Disclaimer: All information collected here is verified only for the most recent supported operating systems (currently Scientific Linux 5 and Windows XP) and for the most recent versions of centrally installed software (usually RPM's under Linux and Netinstall packages under XP).
Why UTF8
It is best explained in numerous articles in the internet such as the UTF8 and Unicode FAQ
Using UTF8
See the chapter 4.3 on Language support,UTF8 in SL5_User_Information for information on the current setup and how to change it. Basically to get full utf8 support you should create a file ~/.i18n containing the line LANG=en_US.UTF-8. Then after logging out and in again (or in a new window) you will have UTF-8 support.
UTF8 support in programs
To test the UTF8 awareness of different programs you can download an excellent UTF8 demo file
Terminal programs
test the programs by issuing the command
cat UTF-8-demo.txt
in the terminalxterm
- you have to use an UTF-8 Locale such as en_US.UTF-8 (see above)

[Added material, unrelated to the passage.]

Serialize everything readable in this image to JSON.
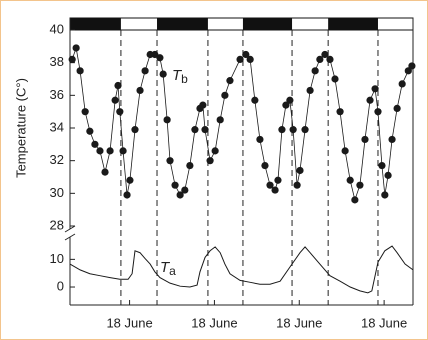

- you have to select an ISO10646-1 font for the xterm
both can be achieved with the command
LANG=en_US.UTF-8 xterm -fn '-Misc-Fixed-Medium-R-SemiCondensed--13-120-75-75-C-60-ISO10646-1' &
konsole and gnome-terminal
- if you use an UTF-8 Locale such as en_US.UTF-8 (see above) it works out of the box, otherwise you have to change the encoding to UTF-8 in the settings and terminal menu respectively
Surprisingly the most complete display of the test file was obtained using xterm with the given font, gnome-terminal was only slightly worse and konsole gave an output with visible deficiencies.
Printing
Our printing system CUPS can handle UTF-8. Unfortunately raw text cannot be printed directly. It has either to pass a cups filter named texttops which is not UTF-8 aware or be converted by the user to a PDF or PS document. The best choice is to input the text into ooffice and then use the print dialog. Please make sure the properties for the printer are correct (A4 page format). Due to a bug in ooffice do not attempt to print twice from the same ooffice window. Other text to ps converters such as a2ps and mp (used in pine only) are not UTF-8 ready.
Mail readers
- test the mail readers by sending the UTF-8-demo.txt file as an attachment to yourself
pine
- very incomplete UTF-8 support, not suitable for proper display of mails with varying encodings, not recommended
alpine
you have to use an UTF8-capable terminal and to use an UTF-8 Locale (see above)
- as you can verify with the test file, UTF-8 support is fairly good but still far from being complete
thunderbird
- versions 1.5.0.12 and above should work out of the box
- If you are not able to view UTF-8 encoded mails and e.g.latin1 encoded mails properly, two thunderbird options should be inspected: You must uncheck the "Apply the default character encoding to all incoming messages" in both the settings and the folder specific dialogs:
Other software
file
the file command does indicate if a given file is a text file containing unicode characters:
> file myfile myfile: UTF-8 Unicode text
A perl implementation of the algorithm used in file can be found in /products/scripts/isutf
less
- to display UTF-8 text the ENV variable LESSCHARSET must be set to utf-8 and you have to use an UTF-8 capable terminal (see above)
- a test with less UTF-8-demo.txt shows the same results as tests
Unsolved problems
- printing UTF8 from (al)pine